Reliance on the family goes well beyond the rise of Lee Kuan Yew's elder son to the top job. Nor is it seen just in the grip that the younger Lee has long had on the levers of financial power. Nor even in the power of his wife, Ho Ching, chairwoman of the state holding company, Temasek, which controls huge businesses such as Singapore Airlines, DBS Bank and Singapore Technologies. Nor even Lee Kuan Yew's doctor daughter, Lee Wei Ling, who now heads the National Neuroscience Institute, having been involved in the sacking of its former director. Family tentacles stretch far and wide in Singapore life. They may be justified by the clan's genetic qualities and exaggerated by the small size of the city state. But they do exist.

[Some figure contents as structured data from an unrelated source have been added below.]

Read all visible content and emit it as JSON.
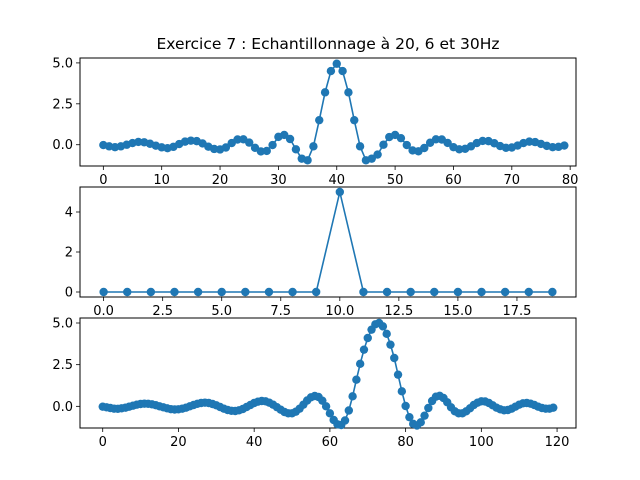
{
  "title": "Exercice 7 : Echantillonnage à 20, 6 et 30Hz",
  "colors": {
    "series": "#1f77b4"
  },
  "chart_data": [
    {
      "type": "line",
      "title": "Exercice 7 : Echantillonnage à 20, 6 et 30Hz",
      "xlim": [
        -4,
        81
      ],
      "ylim": [
        -1.3,
        5.3
      ],
      "xticks": [
        0,
        10,
        20,
        30,
        40,
        50,
        60,
        70,
        80
      ],
      "xtick_labels": [
        "0",
        "10",
        "20",
        "30",
        "40",
        "50",
        "60",
        "70",
        "80"
      ],
      "yticks": [
        0.0,
        2.5,
        5.0
      ],
      "ytick_labels": [
        "0.0",
        "2.5",
        "5.0"
      ],
      "grid": false,
      "x_start": 0,
      "values": [
        -0.02,
        -0.1,
        -0.15,
        -0.1,
        0.0,
        0.1,
        0.17,
        0.15,
        0.06,
        -0.06,
        -0.16,
        -0.21,
        -0.13,
        0.04,
        0.19,
        0.25,
        0.22,
        0.08,
        -0.12,
        -0.26,
        -0.29,
        -0.17,
        0.1,
        0.32,
        0.33,
        0.13,
        -0.19,
        -0.41,
        -0.38,
        -0.02,
        0.48,
        0.6,
        0.35,
        -0.28,
        -0.85,
        -0.95,
        -0.1,
        1.5,
        3.2,
        4.5,
        4.95,
        4.5,
        3.2,
        1.5,
        -0.1,
        -0.95,
        -0.85,
        -0.6,
        0.0,
        0.47,
        0.6,
        0.4,
        -0.02,
        -0.35,
        -0.4,
        -0.2,
        0.12,
        0.33,
        0.32,
        0.11,
        -0.15,
        -0.28,
        -0.25,
        -0.1,
        0.1,
        0.23,
        0.22,
        0.09,
        -0.08,
        -0.19,
        -0.17,
        -0.05,
        0.1,
        0.19,
        0.16,
        0.05,
        -0.07,
        -0.15,
        -0.13,
        -0.05
      ]
    },
    {
      "type": "line",
      "xlim": [
        -1,
        20
      ],
      "ylim": [
        -0.25,
        5.25
      ],
      "xticks": [
        0,
        2.5,
        5,
        7.5,
        10,
        12.5,
        15,
        17.5
      ],
      "xtick_labels": [
        "0.0",
        "2.5",
        "5.0",
        "7.5",
        "10.0",
        "12.5",
        "15.0",
        "17.5"
      ],
      "yticks": [
        0,
        2,
        4
      ],
      "ytick_labels": [
        "0",
        "2",
        "4"
      ],
      "grid": false,
      "x_start": 0,
      "values": [
        0,
        0,
        0,
        0,
        0,
        0,
        0,
        0,
        0,
        0,
        5,
        0,
        0,
        0,
        0,
        0,
        0,
        0,
        0,
        0
      ]
    },
    {
      "type": "line",
      "xlim": [
        -6,
        125
      ],
      "ylim": [
        -1.3,
        5.3
      ],
      "xticks": [
        0,
        20,
        40,
        60,
        80,
        100,
        120
      ],
      "xtick_labels": [
        "0",
        "20",
        "40",
        "60",
        "80",
        "100",
        "120"
      ],
      "yticks": [
        0.0,
        2.5,
        5.0
      ],
      "ytick_labels": [
        "0.0",
        "2.5",
        "5.0"
      ],
      "grid": false,
      "x_start": 0,
      "values": [
        -0.02,
        -0.06,
        -0.1,
        -0.14,
        -0.15,
        -0.12,
        -0.08,
        -0.02,
        0.04,
        0.1,
        0.14,
        0.16,
        0.15,
        0.12,
        0.07,
        0.0,
        -0.06,
        -0.12,
        -0.17,
        -0.19,
        -0.18,
        -0.14,
        -0.08,
        0.0,
        0.08,
        0.15,
        0.2,
        0.22,
        0.2,
        0.14,
        0.06,
        -0.04,
        -0.14,
        -0.22,
        -0.27,
        -0.28,
        -0.24,
        -0.16,
        -0.04,
        0.08,
        0.2,
        0.28,
        0.32,
        0.3,
        0.22,
        0.1,
        -0.05,
        -0.2,
        -0.34,
        -0.42,
        -0.42,
        -0.32,
        -0.14,
        0.1,
        0.35,
        0.54,
        0.62,
        0.56,
        0.34,
        0.0,
        -0.42,
        -0.82,
        -1.08,
        -1.12,
        -0.85,
        -0.25,
        0.6,
        1.6,
        2.55,
        3.4,
        4.1,
        4.6,
        4.92,
        5.0,
        4.8,
        4.35,
        3.7,
        2.9,
        1.9,
        0.9,
        0.02,
        -0.65,
        -1.05,
        -1.15,
        -0.96,
        -0.56,
        -0.1,
        0.32,
        0.58,
        0.63,
        0.5,
        0.24,
        -0.06,
        -0.3,
        -0.42,
        -0.42,
        -0.3,
        -0.12,
        0.08,
        0.22,
        0.3,
        0.29,
        0.2,
        0.06,
        -0.08,
        -0.18,
        -0.24,
        -0.22,
        -0.14,
        -0.02,
        0.1,
        0.18,
        0.2,
        0.16,
        0.08,
        -0.02,
        -0.1,
        -0.14,
        -0.14,
        -0.08
      ]
    }
  ]
}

There is no doubting that the leadership, as well as the family as a whole, places a very high premium on education. Lee Hsien Loong followed his father with a first from Cambridge, and most of the younger generation of leaders of the bureaucracy and the People's Action Party (basically the same people) has records of winning scholarships to the best institutions.

In turn, they carry on the belief in the leadership role of the government, of the need to pick winners, put resources, tax breaks and top management talent into areas in which Singapore is deemed to enjoy an actual or potential comparative advantage. These have ranged from oil servicing to offshore banking, aviation, electronics and now, biotechnology. In their own terms, they have been successful. Lee Kuan Yew was always suspicious of local private big business, fearing that economic power led to political power. Hence, the big battalions he created are state-linked. For all the talk about encouraging entrepreneurship, there is not much sign that the leadership has lost faith in its ability to pick winners. Intellectually, it may see the merit of more freewheeling attitudes, but it is hard to change the practice of a lifetime.

The remarkable thing about Singapore's system has not been its success - real though that is - but the way in which its dirigisme is praised by western institutions as a shining example of economic freedom. This is mainly because nominal tax rates are low, intellectual property is well protected, capital movement is free and tariffs almost non-existent. They forget the draconian forced savings schemes which limit freedom of choice of how to dispose of one's income. These have helped deliver first-class infrastructure, reasonable housing and mammoth foreign exchange reserves, but poor returns. Meanwhile, foreign business gets incentives unavailable for most local private business.

The economic system is a product of the political-bureaucratic system which gives priority to the corporate state over the rights and entrepreneurial aspirations of individuals. That Lee Hsien Loong will be prime minister and Ho Ching is chairwoman of Temasek is not just symbolic. It sums up the reality. Like it or not, we must recognise it for what it is.

Probably, the younger Lee will attempt to follow in his father's footsteps. But, just possibly, he might show real leadership, break out of the paternal mould and let Singapore become the sexy, creative, intellectually alive, multicultural madhouse which it sometimes seems to crave to be.